На удачу ему, ученый-физик питал подлинную страсть к истории. В тиши диковинного кабинета они немалое время увлеченно перебрасывались забавными сведениями о событиях и обычаях далекого прошлого. Особое пристрастье питал хозяин к русской жизни екатерининских и павловских времен, а в этом мутном затоне былого Бобохов плавал, как рыба. Увлеченный беседой, он так забылся, что не заметил, как нарушил зарок не закуривать, дабы себе же на срам не портить воздух своими дешевыми сигаретами .
- Разрешите?.. Травлюсь по средствам, - оплошав, смущенно оправдался он.
Но и тут хозяин проявил замечательный такт:
- Конечно же! Курите, курите! Между прочим, весьма мудро – не потакать вредным привычкам лишними тратами! И водка самая дешевая – самая правильная! Но, если хотите, можете сейчас побаловать свой порок вот этим, кубинским.
Моргенрот откинул резную золоченую крышку таинственного ящичка, стоявшего посередине стола. В нем оказались сигары.
От сигары гость отказался с чувством, будто ему предложили справиться с быком на арене. «Теперь, по крайней мере, ясно, почему он стрелял сигарету», – в то же время сообразил он.
О литературе Иван Иванович заговорил, уведя гостя в гостиную. Его радушие клонило Бобохова к ожиданию похвалы за рассказ, который Иван Иванович, возможно, уже прочел. Но странный пошел у них разговор, совсем не о том, на что надеялся Бобохов.
– Вы слышали о найденной рукописи неизвестного романа Иннокентия Чадского? – спросил Моргенрот и пояснил: – Ее недавно случайно обнаружили в городке Старице, что в Тверской области, среди чердачного хлама.
– Конечно, слышал. Кажется, даже автограф.
– Вот именно, автограф, – подтвердил физик. – «Победители и побежденные». Чадский, должно быть, даже не пытался опубликовать этот роман. Понимал, что не получит одобрения цензуры.
– Странно. Ведь роман о русских в Париже после победы над Наполеоном.
– Совершенно верно. Но изюминка в том, что русские тогда впервые оказались на западе Европы целой толпой и были, так сказать, в массовом порядке поражены увиденным. Столетием раньше похожее случилось с царем Петром да четырьмя десятками боярских детей, отправленных им на обучение в европах. А тут – многотысячная армия!
– Ну, русская армия уже до того бывала с Суворовым в Швейцарии и Италии, с Кутузовым в Австрии, а еще раньше, в семилетнюю войну, в Пруссии, – осторожно возразил Бобохов.
– Верно. Это тоже был случай для впечатлений. Однако, согласитесь, названные вами походы были скоротечны, да и пролегали они по задворкам Европы. А теперь представьте! Прошли Литву и Польшу, обе – гаже родной Нижегородчины, и вдруг, - Бавария, Тюрингия, Вюртемберг, Франция! Совсем иной мир! И русские присматривались к нему более двух лет. Жизнь в городах и селах на зависть обстоятельна, добротно устроена во всех слоях общества, и причины тому – трудолюбие, каждодневная устремленность к совершенствованию своего быта, к достатку, добропорядочности, чистоте, красоте. Как было не пуститься ломать голову: вот бы и Россию повернуть к столь счастливой жизни?

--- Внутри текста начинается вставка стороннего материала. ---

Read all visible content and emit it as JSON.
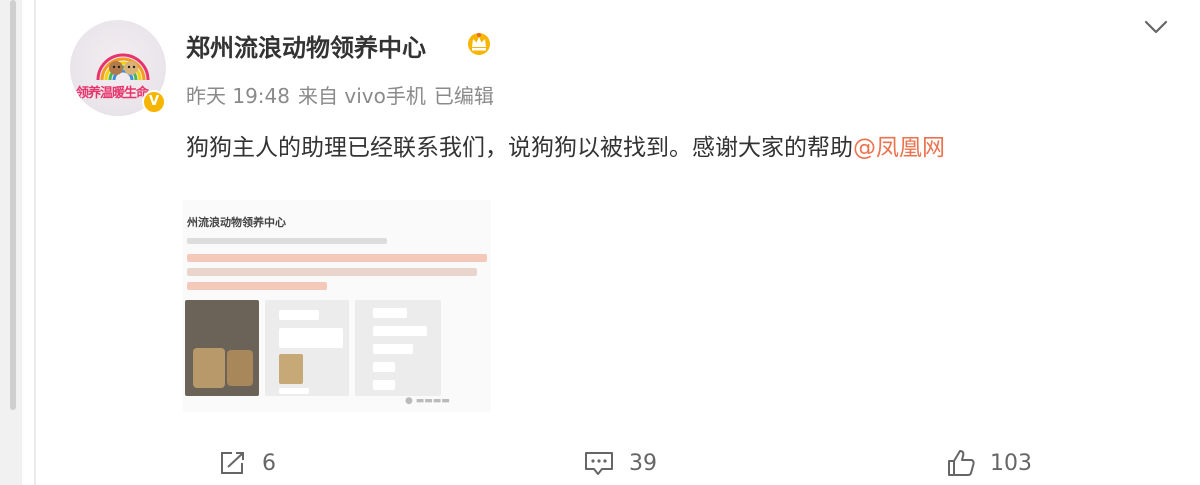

– О! С этой идеей выросло поколение декабристов, – вставил Бобохов.
– Вот именно, Лев Николаевич! Мне посчастливилось. Я уже прочел рукопись. Вчера…

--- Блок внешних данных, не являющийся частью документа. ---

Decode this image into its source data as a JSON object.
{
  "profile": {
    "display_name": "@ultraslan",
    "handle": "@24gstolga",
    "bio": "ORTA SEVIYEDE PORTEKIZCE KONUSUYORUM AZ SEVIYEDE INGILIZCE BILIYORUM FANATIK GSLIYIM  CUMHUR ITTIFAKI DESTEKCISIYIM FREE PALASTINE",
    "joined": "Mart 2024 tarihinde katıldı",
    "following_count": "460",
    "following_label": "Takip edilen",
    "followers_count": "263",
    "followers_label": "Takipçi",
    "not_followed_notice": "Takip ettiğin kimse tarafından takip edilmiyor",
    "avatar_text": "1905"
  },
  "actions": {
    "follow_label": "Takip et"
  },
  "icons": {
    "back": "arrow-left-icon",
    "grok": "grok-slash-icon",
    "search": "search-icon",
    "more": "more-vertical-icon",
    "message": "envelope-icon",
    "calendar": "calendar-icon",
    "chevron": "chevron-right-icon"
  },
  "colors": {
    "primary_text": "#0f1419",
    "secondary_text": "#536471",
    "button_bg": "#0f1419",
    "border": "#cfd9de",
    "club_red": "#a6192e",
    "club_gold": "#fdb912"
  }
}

«Шишка! Во, ему запросто дают почитать только что найденную рукопись Чадского», – восхитился мысленно Бобохов.
– Ну-ну, не завидуйте! – должно быть, по его лицу прочитал физик и продолжил со вздохом: – Это был тяжкий труд. Виною тому отвратительный почерк господина Чадского. Но выписал он весьма и весьма убедительную доктрину о путях наций к благоденствию. Обнародование этого романа потихоньку, полегоньку разовьет у российского обывателя критический взгляд на себя, на свои жизненные цели, откроет ему, насколько русские поражены ленью и сопутствующей ей спасительной изворотливостью взамен постоянного созидательного трудолюбия. Помните, что говорила одна из героинь Лескова, княгиня Варвара Протозанова, женщина весьма умная. Она считала, что после Парижа в русском обществе обнаружился повсеместный недостаток взаимопонимания. Иначе сказать – умы и души смутились, всяк впал в раздражение на всякого за какую-то его вину. Нет. Царская цензура, разумеется, не могла допустить публикации такого романа. А вы как считаете?
– Мне трудно судить. Не читал. Но после ваших слов начинаю кое-что сознавать, – признался Бобохов, немного удивленный непонятной, слишком уж патриотичной озабоченностью, засквозившей в речах Моргенрот. – Чадский, действительно, не церемонился с национальными чувствами русских. Взять хотя бы его роман «Языческие бесы».
– Прекрасно подмечено! На первый взгляд, русская расхлябанность – проблема недавнего рабского прошлого. Но я убежден, что найденный роман Чадского вреден и сегодня.
– Почему так вдруг?! – поразился Бобохов и, так как собеседнику его замешательство явно понравилось, решился возразить. – Порой необходимость заставляла и русский народ браться за ум, вкладывать в дело всю душу, вроде того, как это было при германском нашествии.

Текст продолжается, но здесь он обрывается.